Das Herz hämmerte in seiner Brust, und er musste sich bemühen, nicht vor Schreck aufzuspringen. Verdammt, das ist Alexandra, die den kleinen Satansbraten spielt! Nachdem er sie gesehen und auf diese Art berührt hatte, war es ihm nicht länger möglich, sie als Kind zu betrachten. Sie war ein sinnliches Geschöpf, an der Schwelle zur Frau und reif genug, um gepflückt zu werden. Nicholas fühlte einen Anflug von Panik, doch dann setzte sein Verstand wieder ein, und sein Entschluss festigte sich. Er wusste, er musste ihr eine Lektion erteilen, die sie so bald nicht vergaß. Wenn er ihr Furcht einjagen konnte, umso besser. Gott sei Dank hatte sie ihn erwählt für die erste Verführung, jeder andere Mann in seinem Bekanntenkreis hätte sie jetzt bereits besessen!

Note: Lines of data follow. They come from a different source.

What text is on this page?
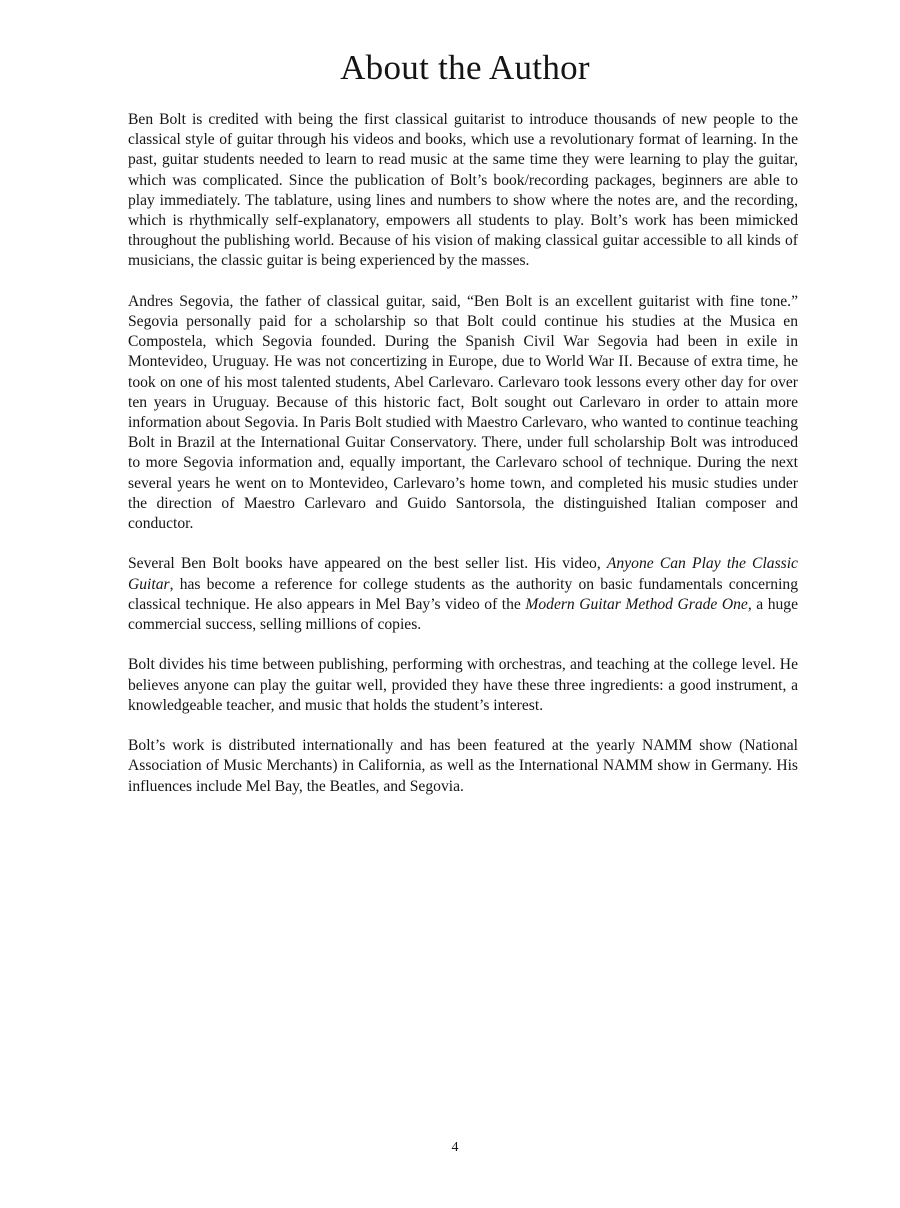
About the Author

Ben Bolt is credited with being the first classical guitarist to introduce thousands of new people to the classical style of guitar through his videos and books, which use a revolutionary format of learning. In the past, guitar students needed to learn to read music at the same time they were learning to play the guitar, which was complicated. Since the publication of Bolt’s book/recording packages, beginners are able to play immediately. The tablature, using lines and numbers to show where the notes are, and the recording, which is rhythmically self-explanatory, empowers all students to play. Bolt’s work has been mimicked throughout the publishing world. Because of his vision of making classical guitar accessible to all kinds of musicians, the classic guitar is being experienced by the masses.

Andres Segovia, the father of classical guitar, said, “Ben Bolt is an excellent guitarist with fine tone.” Segovia personally paid for a scholarship so that Bolt could continue his studies at the Musica en Compostela, which Segovia founded. During the Spanish Civil War Segovia had been in exile in Montevideo, Uruguay. He was not concertizing in Europe, due to World War II. Because of extra time, he took on one of his most talented students, Abel Carlevaro. Carlevaro took lessons every other day for over ten years in Uruguay. Because of this historic fact, Bolt sought out Carlevaro in order to attain more information about Segovia. In Paris Bolt studied with Maestro Carlevaro, who wanted to continue teaching Bolt in Brazil at the International Guitar Conservatory. There, under full scholarship Bolt was introduced to more Segovia information and, equally important, the Carlevaro school of technique. During the next several years he went on to Montevideo, Carlevaro’s home town, and completed his music studies under the direction of Maestro Carlevaro and Guido Santorsola, the distinguished Italian composer and conductor.

Several Ben Bolt books have appeared on the best seller list. His video, Anyone Can Play the Classic Guitar, has become a reference for college students as the authority on basic fundamentals concerning classical technique. He also appears in Mel Bay’s video of the Modern Guitar Method Grade One, a huge commercial success, selling millions of copies.

Bolt divides his time between publishing, performing with orchestras, and teaching at the college level. He believes anyone can play the guitar well, provided they have these three ingredients: a good instrument, a knowledgeable teacher, and music that holds the student’s interest.

Bolt’s work is distributed internationally and has been featured at the yearly NAMM show (National Association of Music Merchants) in California, as well as the International NAMM show in Germany. His influences include Mel Bay, the Beatles, and Segovia.

4
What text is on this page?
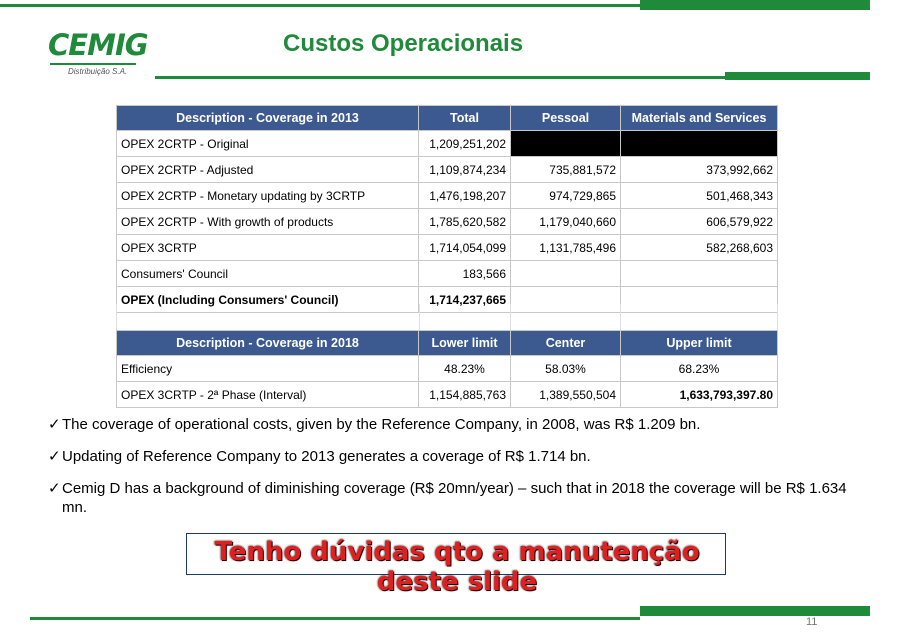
CEMIG
Distribuição S.A.
Custos Operacionais
Description - Coverage in 2013	Total	Pessoal	Materials and Services
OPEX 2CRTP - Original	1,209,251,202		
OPEX 2CRTP - Adjusted	1,109,874,234	735,881,572	373,992,662
OPEX 2CRTP - Monetary updating by 3CRTP	1,476,198,207	974,729,865	501,468,343
OPEX 2CRTP - With growth of products	1,785,620,582	1,179,040,660	606,579,922
OPEX 3CRTP	1,714,054,099	1,131,785,496	582,268,603
Consumers' Council	183,566		
OPEX (Including Consumers' Council)	1,714,237,665		
Description - Coverage in 2018	Lower limit	Center	Upper limit
Efficiency	48.23%	58.03%	68.23%
OPEX 3CRTP - 2ª Phase (Interval)	1,154,885,763	1,389,550,504	1,633,793,397.80
✓ The coverage of operational costs, given by the Reference Company, in 2008, was R$ 1.209 bn.
✓ Updating of Reference Company to 2013 generates a coverage of R$ 1.714 bn.
✓ Cemig D has a background of diminishing coverage (R$ 20mn/year) – such that in 2018 the coverage will be R$ 1.634 mn.
Tenho dúvidas qto a manutenção deste slide
11
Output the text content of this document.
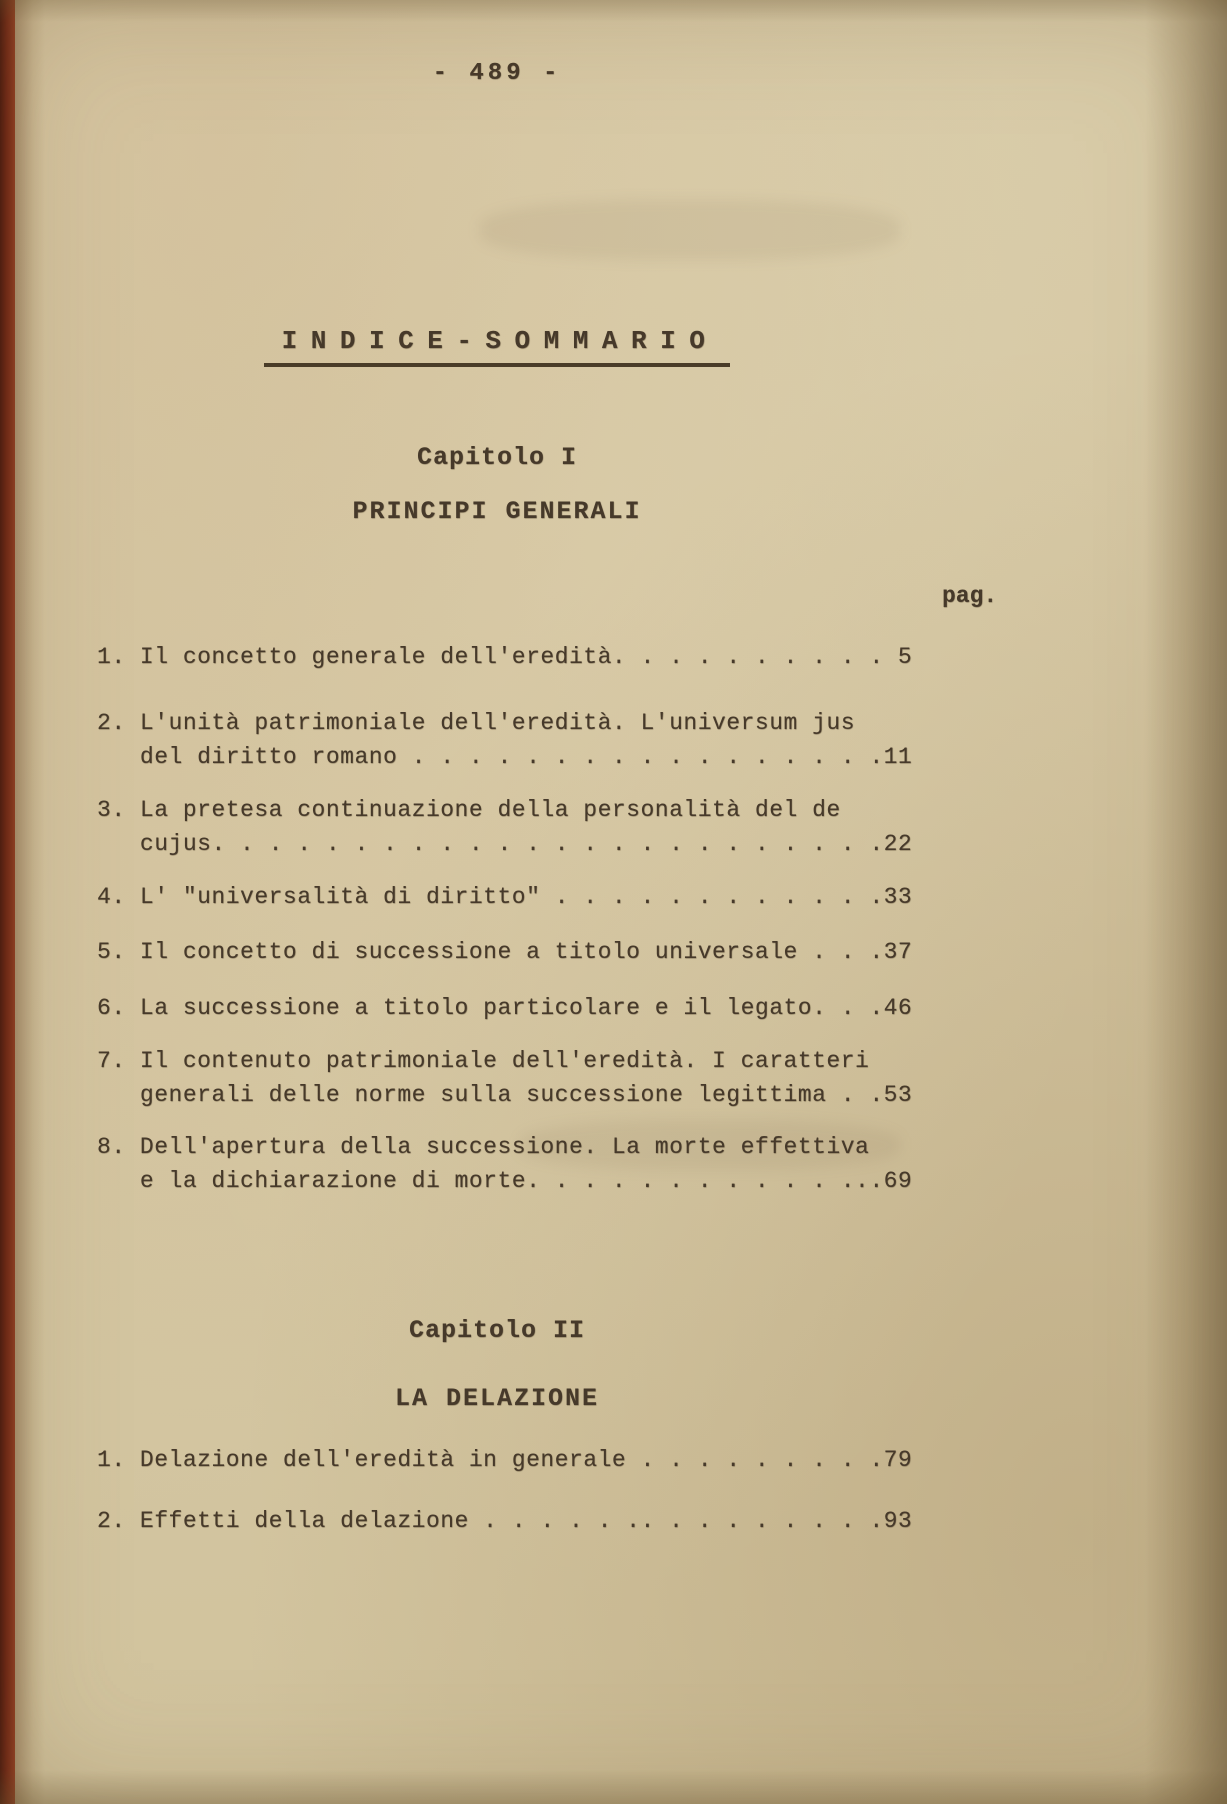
- 489 -
INDICE-SOMMARIO
Capitolo I
PRINCIPI GENERALI
pag.
1. Il concetto generale dell'eredità. . . . . . . . . . 5
2. L'unità patrimoniale dell'eredità. L'universum jus
del diritto romano . . . . . . . . . . . . . . . . .11
3. La pretesa continuazione della personalità del de
cujus. . . . . . . . . . . . . . . . . . . . . . . .22
4. L' "universalità di diritto" . . . . . . . . . . . .33
5. Il concetto di successione a titolo universale . . .37
6. La successione a titolo particolare e il legato. . .46
7. Il contenuto patrimoniale dell'eredità. I caratteri
generali delle norme sulla successione legittima . .53
8. Dell'apertura della successione. La morte effettiva
e la dichiarazione di morte. . . . . . . . . . . ...69
Capitolo II
LA DELAZIONE
1. Delazione dell'eredità in generale . . . . . . . . .79
2. Effetti della delazione . . . . . .. . . . . . . . .93
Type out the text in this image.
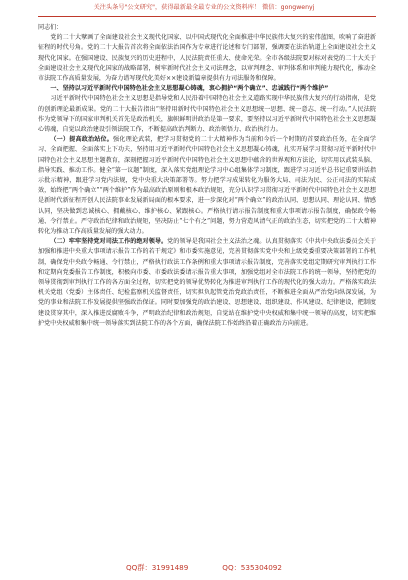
关注头条号"公文研究"，获得最新最全最专业的公文资料库！ 微信：gongwenyj

同志们：

党的二十大擘画了全面建设社会主义现代化国家、以中国式现代化全面推进中华民族伟大复兴的宏伟蓝图，吹响了奋进新征程的时代号角。党的二十大报告首次将全面依法治国作为专章进行论述和专门部署，强调要在法治轨道上全面建设社会主义现代化国家。在强国建设、民族复兴的历史进程中，人民法院责任重大、使命光荣。全市各级法院要对标对表党的二十大关于全面建设社会主义现代化国家的战略部署，树牢新时代社会主义司法理念，以审判理念、审判体系和审判能力现代化，推动全市法院工作高质量发展，为奋力谱写现代化美好××建设新篇章提供有力司法服务和保障。

一、坚持以习近平新时代中国特色社会主义思想凝心铸魂，衷心拥护“两个确立”、忠诚践行“两个维护”

习近平新时代中国特色社会主义思想是指导党和人民沿着中国特色社会主义道路实现中华民族伟大复兴的行动指南，是党的创新理论最新成果。党的二十大报告指出“坚持用新时代中国特色社会主义思想统一思想、统一意志、统一行动。”人民法院作为党领导下的国家审判机关首先是政治机关，旗帜鲜明讲政治是第一要求，要坚持以习近平新时代中国特色社会主义思想凝心铸魂，自觉以政治建设引领法院工作，不断提高政治判断力、政治领悟力、政治执行力。

（一）提高政治站位。强化理论武装，把学习贯彻党的二十大精神作为当前和今后一个时期的首要政治任务，在全面学习、全面把握、全面落实上下功夫，坚持用习近平新时代中国特色社会主义思想凝心铸魂，扎实开展学习贯彻习近平新时代中国特色社会主义思想主题教育，深刻把握习近平新时代中国特色社会主义思想中蕴含的世界观和方法论，切实用以武装头脑、指导实践、推动工作。健全“第一议题”制度，深入落实党组理论学习中心组集体学习制度，跟进学习习近平总书记重要讲话指示批示精神，跟进学习党内法规，党中央重大决策部署等。努力把学习成果转化为服务大局、司法为民、公正司法的实际成效，始终把“两个确立”“两个维护”作为最高政治原则和根本政治规矩，充分认识学习贯彻习近平新时代中国特色社会主义思想是新时代新征程开创人民法院事业发展新局面的根本要求，进一步深化对“两个确立”的政治认同、思想认同、理论认同、情感认同，坚决做到忠诚核心、拥戴核心、维护核心、紧跟核心。严格执行请示报告制度和重大事项请示报告制度，确保政令畅通、令行禁止。严守政治纪律和政治规矩，坚决防止“七个有之”问题，努力营造风清气正的政治生态，切实把党的二十大精神转化为推动工作高质量发展的强大动力。

（二）牢牢坚持党对司法工作的绝对领导。党的领导是我国社会主义法治之魂。认真贯彻落实《中共中央政法委员会关于加强和推进中央重大事项请示报告工作的若干规定》和市委实施意见，完善贯彻落实党中央和上级党委重要决策部署的工作机制，确保党中央政令畅通、令行禁止，严格执行政法工作条例和重大事项请示报告制度，完善落实党组定期研究审判执行工作和定期向党委报告工作制度，积极向市委、市委政法委请示报告重大事项，加强党组对全市法院工作的统一领导，坚持把党的领导贯彻到审判执行工作的各方面全过程，切实把党的领导优势转化为推进审判执行工作的现代化的强大动力。严格落实政法机关党组（党委）主体责任、纪检监察机关监督责任，切实担负起管党治党政治责任，不断推进全面从严治党向纵深发展，为党的事业和法院工作发展提供坚强政治保证。同时要加强党的政治建设、思想建设、组织建设、作风建设、纪律建设，把制度建设贯穿其中，深入推进反腐败斗争，严明政治纪律和政治规矩，自觉站在维护党中央权威和集中统一领导的高度，切实把维护党中央权威和集中统一领导落实到法院工作的各个方面，确保法院工作始终沿着正确政治方向前进。

QQ群：31991489	QQ：535304092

Seine Stimme nahm einen spöttischen Ton an. »Du genießt meine Küsse und auch die Tatsache, dass ich deinen Körper berühre, aber ich weiß ganz genau, was du vorhast. Du hast meinem Zwillingsbruder erlaubt, mit dir zu schlafen, und wie jede andere Frau willst du uns miteinander vergleichen.«

»Nein, ich habe im Traum nie daran gedacht, einen anderen Mann als dich zu lieben, Nick!«

Er umfasste ihre Brust, liebkoste sie mit erfahrener Hand und lachte dann böse auf. »Du weißt ja gar nicht, ob ich Nicholas oder Christopher bin. Wir tauschen unsere Kostüme, genau wie wir unsere Eroberungen teilen. Es ist offensichtlich, dass du ein Spiel spielst, genau wie wir es tun, Kätzchen.«

Sein Geständnis entsetzte sie, einen Augenblick lang war sie davon überzeugt, dass sie Christopher mit Nicholas verwechselt hatte.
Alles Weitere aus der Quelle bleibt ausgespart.